The following is a more complex iteration of a question I’ve asked previously.
In that question, I just had 2 graphs and wanted to display different parameters for user-specification based on the dropdown selection.
When I apply the same logic for 3 graphs (in the display_sliders_or_inputs function), the display for the parameters becomes static.

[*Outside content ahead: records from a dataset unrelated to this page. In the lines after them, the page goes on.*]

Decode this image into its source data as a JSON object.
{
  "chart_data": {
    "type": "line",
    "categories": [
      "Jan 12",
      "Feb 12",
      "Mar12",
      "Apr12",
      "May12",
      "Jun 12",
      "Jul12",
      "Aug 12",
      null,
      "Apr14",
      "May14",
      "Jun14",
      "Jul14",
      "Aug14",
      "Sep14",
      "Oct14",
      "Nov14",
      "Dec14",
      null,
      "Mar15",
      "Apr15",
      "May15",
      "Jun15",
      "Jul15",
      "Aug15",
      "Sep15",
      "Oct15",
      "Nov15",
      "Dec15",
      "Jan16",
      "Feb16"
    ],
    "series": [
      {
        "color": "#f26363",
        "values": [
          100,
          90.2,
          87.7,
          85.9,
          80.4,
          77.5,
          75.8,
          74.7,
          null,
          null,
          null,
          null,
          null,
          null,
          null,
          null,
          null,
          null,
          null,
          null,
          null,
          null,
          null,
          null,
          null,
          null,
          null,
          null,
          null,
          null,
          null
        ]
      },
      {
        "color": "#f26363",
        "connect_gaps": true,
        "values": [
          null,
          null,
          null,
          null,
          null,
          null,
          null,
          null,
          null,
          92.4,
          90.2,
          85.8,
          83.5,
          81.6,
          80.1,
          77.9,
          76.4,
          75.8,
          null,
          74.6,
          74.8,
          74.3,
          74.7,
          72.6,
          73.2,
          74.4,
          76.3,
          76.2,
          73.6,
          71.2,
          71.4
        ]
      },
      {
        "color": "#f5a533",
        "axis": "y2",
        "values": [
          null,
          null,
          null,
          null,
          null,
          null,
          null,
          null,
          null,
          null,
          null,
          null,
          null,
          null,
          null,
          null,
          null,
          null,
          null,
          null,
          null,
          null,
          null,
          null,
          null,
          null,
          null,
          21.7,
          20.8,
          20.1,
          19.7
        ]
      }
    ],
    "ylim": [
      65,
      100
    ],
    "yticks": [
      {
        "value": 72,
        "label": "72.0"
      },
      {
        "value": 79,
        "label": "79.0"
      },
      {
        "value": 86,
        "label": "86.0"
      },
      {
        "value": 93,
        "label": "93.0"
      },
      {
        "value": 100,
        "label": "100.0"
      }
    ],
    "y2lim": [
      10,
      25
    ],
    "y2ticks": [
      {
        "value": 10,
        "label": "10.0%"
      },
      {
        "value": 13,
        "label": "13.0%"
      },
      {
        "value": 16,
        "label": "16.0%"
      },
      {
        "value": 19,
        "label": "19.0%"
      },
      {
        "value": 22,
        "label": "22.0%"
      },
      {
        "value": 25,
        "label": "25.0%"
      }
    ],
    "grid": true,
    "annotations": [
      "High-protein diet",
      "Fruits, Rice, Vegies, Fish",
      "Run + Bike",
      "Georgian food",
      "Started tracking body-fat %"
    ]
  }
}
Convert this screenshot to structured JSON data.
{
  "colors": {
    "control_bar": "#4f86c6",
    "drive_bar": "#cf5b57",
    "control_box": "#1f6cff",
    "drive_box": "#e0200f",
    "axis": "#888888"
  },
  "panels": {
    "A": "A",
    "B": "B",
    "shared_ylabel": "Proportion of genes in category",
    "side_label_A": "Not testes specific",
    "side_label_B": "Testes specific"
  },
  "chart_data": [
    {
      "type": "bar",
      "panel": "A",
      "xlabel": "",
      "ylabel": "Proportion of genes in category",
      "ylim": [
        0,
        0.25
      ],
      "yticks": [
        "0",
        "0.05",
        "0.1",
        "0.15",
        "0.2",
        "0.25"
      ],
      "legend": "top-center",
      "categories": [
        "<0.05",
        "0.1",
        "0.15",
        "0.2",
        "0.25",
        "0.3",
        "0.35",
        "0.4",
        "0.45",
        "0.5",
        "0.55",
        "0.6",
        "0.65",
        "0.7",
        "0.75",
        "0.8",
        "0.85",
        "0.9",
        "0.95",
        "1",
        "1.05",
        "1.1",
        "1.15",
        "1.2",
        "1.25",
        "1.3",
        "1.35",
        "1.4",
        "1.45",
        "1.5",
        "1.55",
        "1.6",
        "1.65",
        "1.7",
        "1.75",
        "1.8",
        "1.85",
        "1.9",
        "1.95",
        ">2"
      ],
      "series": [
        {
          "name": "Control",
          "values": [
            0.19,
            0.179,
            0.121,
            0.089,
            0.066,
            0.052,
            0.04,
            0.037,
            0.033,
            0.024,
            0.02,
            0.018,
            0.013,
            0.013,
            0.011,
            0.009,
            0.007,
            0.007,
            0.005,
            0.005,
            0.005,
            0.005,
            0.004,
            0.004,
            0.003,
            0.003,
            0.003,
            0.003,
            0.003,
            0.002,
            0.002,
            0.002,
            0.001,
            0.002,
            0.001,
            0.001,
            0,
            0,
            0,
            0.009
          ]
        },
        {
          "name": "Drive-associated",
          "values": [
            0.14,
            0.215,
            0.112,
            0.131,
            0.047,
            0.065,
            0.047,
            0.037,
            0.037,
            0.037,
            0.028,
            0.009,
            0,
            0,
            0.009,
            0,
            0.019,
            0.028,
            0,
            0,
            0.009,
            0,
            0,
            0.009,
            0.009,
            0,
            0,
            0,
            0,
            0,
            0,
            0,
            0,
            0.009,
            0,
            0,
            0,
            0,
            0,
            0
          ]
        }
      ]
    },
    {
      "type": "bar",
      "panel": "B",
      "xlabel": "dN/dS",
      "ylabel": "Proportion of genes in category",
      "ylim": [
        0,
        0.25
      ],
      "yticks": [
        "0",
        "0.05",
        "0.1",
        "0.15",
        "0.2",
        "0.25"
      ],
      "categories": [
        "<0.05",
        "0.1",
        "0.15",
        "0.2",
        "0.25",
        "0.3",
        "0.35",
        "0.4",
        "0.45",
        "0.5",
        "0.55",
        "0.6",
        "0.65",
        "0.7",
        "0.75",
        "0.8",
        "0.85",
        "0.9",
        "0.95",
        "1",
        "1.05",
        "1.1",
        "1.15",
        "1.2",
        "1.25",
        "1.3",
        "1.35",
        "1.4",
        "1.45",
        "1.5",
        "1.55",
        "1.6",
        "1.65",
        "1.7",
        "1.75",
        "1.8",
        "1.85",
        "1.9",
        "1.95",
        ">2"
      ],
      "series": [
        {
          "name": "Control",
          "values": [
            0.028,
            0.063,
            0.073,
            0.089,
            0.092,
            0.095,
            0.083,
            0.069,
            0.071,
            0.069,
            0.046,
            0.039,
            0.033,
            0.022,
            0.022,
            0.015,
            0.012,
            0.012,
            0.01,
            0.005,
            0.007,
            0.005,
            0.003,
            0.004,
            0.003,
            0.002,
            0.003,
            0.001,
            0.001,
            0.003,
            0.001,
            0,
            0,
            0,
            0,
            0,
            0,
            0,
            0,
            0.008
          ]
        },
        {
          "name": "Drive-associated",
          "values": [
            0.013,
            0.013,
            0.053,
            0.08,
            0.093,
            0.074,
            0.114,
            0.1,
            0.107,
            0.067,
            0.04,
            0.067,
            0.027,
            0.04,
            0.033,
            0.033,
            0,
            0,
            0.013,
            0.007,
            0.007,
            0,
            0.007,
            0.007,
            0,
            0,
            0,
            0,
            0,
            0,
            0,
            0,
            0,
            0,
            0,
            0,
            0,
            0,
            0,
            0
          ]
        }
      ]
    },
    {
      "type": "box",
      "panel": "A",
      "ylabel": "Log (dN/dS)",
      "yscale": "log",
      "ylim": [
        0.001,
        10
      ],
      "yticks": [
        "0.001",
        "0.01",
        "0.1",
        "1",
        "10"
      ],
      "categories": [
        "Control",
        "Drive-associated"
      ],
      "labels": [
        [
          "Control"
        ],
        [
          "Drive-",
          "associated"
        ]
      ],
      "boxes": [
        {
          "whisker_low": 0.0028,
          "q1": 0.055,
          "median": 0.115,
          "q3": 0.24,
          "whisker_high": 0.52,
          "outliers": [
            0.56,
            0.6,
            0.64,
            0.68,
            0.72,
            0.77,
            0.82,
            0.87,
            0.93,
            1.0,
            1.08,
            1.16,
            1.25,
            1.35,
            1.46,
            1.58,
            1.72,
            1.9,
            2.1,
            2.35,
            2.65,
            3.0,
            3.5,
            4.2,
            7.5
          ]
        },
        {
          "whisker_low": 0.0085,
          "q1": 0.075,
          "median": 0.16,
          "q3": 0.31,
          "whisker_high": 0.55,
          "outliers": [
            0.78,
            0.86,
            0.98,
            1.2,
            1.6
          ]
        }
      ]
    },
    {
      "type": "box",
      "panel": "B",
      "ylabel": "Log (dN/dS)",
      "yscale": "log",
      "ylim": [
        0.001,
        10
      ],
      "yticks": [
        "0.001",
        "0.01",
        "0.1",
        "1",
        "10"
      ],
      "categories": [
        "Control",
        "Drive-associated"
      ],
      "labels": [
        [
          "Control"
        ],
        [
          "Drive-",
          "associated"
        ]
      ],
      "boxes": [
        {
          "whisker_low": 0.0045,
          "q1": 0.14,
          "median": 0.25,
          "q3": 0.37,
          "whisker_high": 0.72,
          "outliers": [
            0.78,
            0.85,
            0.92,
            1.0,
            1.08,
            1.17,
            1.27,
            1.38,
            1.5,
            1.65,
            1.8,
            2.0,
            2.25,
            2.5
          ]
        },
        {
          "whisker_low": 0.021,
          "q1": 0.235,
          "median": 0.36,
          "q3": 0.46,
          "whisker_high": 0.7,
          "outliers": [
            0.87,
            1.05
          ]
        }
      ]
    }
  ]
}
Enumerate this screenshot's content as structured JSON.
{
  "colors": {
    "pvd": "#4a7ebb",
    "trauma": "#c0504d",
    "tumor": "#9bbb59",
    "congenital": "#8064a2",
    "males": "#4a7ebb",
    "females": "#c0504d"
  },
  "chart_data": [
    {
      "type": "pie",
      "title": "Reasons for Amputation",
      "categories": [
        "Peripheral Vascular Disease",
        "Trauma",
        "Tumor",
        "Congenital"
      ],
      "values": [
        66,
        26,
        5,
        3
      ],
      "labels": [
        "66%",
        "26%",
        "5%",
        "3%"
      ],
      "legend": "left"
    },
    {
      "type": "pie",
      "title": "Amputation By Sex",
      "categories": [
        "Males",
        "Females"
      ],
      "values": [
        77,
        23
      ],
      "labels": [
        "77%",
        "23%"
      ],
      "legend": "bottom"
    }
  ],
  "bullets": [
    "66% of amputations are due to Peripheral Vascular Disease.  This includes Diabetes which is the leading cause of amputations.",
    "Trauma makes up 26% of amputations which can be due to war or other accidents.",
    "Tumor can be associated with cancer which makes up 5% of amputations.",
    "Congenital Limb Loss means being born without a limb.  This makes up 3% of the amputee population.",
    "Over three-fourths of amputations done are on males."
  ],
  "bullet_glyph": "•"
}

from dash import Dash, html, dcc, Input, Output, State
import dash_bootstrap_components as dbc
import numpy as np
import plotly.graph_objects as go
import plotly.express as px
from scipy import stats, special
class bounded_beta(stats.rv_continuous):
def _pdf(self, x, alpha, beta):
mask = np.greater(x,self.a) & np.less(x,self.b)
y = np.zeros_like(x)
# this is the formula for pdf of beta distribution
# note the confusion about the beta function
# it's different from the beta parameter
y[mask] = x[mask]**(alpha[mask]-1) * (1-x[mask])**(beta[mask]-1) / special.beta(alpha[mask], beta[mask])
return y
input_beta = html.Div(
[
html.Div('Lower bound'),
dcc.Slider(
id="lb",
min=0,
max=1,
value=0.1,
step = 0.1,
className="four columns",
tooltip={"placement": "bottom", "always_visible": True},
),
html.Div('Upper bound'),
dcc.Slider(
id="ub",
min=0,
max=1,
value=0.8,
step = 0.1,
className="four columns",
tooltip={"placement": "bottom", "always_visible": True},
),
html.Div('Mode'),
dcc.Slider(
id="mode",
min=0,
max=1,
value=0.5,
step = 0.05,
className="four columns",
tooltip={"placement": "bottom", "always_visible": True},
),
html.Div('Concentration (alpha + beta)'),
dcc.Slider(
id="conc",
min=0,
max=400,
step=1,
value=0,
className="four columns",
tooltip={"placement": "bottom", "always_visible": True},
)
],
className="row",
id="input_beta",
)
input_skew = html.Div(
[
dbc.InputGroup(
[
dbc.InputGroupText("Alpha (skew)"),
dbc.Input(
id="alpha_skew",
placeholder = 0,
type="number",
value=0
),
],
className="mb-3",
),
dbc.InputGroup(
[
dbc.InputGroupText("Mean"),
dbc.Input(
id="mean_skew",
placeholder = 0,
type="number",
value=0
),
],
className="mb-3",
),
dbc.InputGroup(
[
dbc.InputGroupText("Standard deviation"),
dbc.Input(
id="std_skew",
placeholder = 1,
type="number",
value=1
),
],
className="mb-3",
)
],
className="row",
id="input_skew",
)
input_mv = html.Div(
[
dbc.InputGroup(
[
dbc.InputGroupText("1st variable mean"),
dbc.Input(
id="var1_mu",
placeholder="10",
type="number",
min=10,
value=58.8,
),
],
className="mb-3",
),
dbc.InputGroup(
[
dbc.InputGroupText("1st variable standard deviation"),
dbc.Input(
id="var1_sd",
placeholder="3",
type="number",
min=0.01,
value=7.82,
),
],
className="mb-3",
),
dbc.InputGroup(
[
dbc.InputGroupText("2nd variable mean"),
dbc.Input(
id="var2_mu",
placeholder="7",
type="number",
min=10,
value=60.7,
),
],
className="mb-3",
),
dbc.InputGroup(
[
dbc.InputGroupText("2nd variable standard deviation"),
dbc.Input(
id="var2_sd",
placeholder="10",
type="number",
min=0.01,
value=7.6,
),
],
className="mb-3",
),
dbc.InputGroup(
[
dbc.InputGroupText("Variable correlation"),
dbc.Input(
id="corr",
placeholder="0.12",
type="number",
min=-1,
value=0.7,
),
],
className="mb-3",
),
],
className="row",
id="input_mv",
)
# App Layout *******************************************
app = Dash(__name__, external_stylesheets=[dbc.themes.LITERA])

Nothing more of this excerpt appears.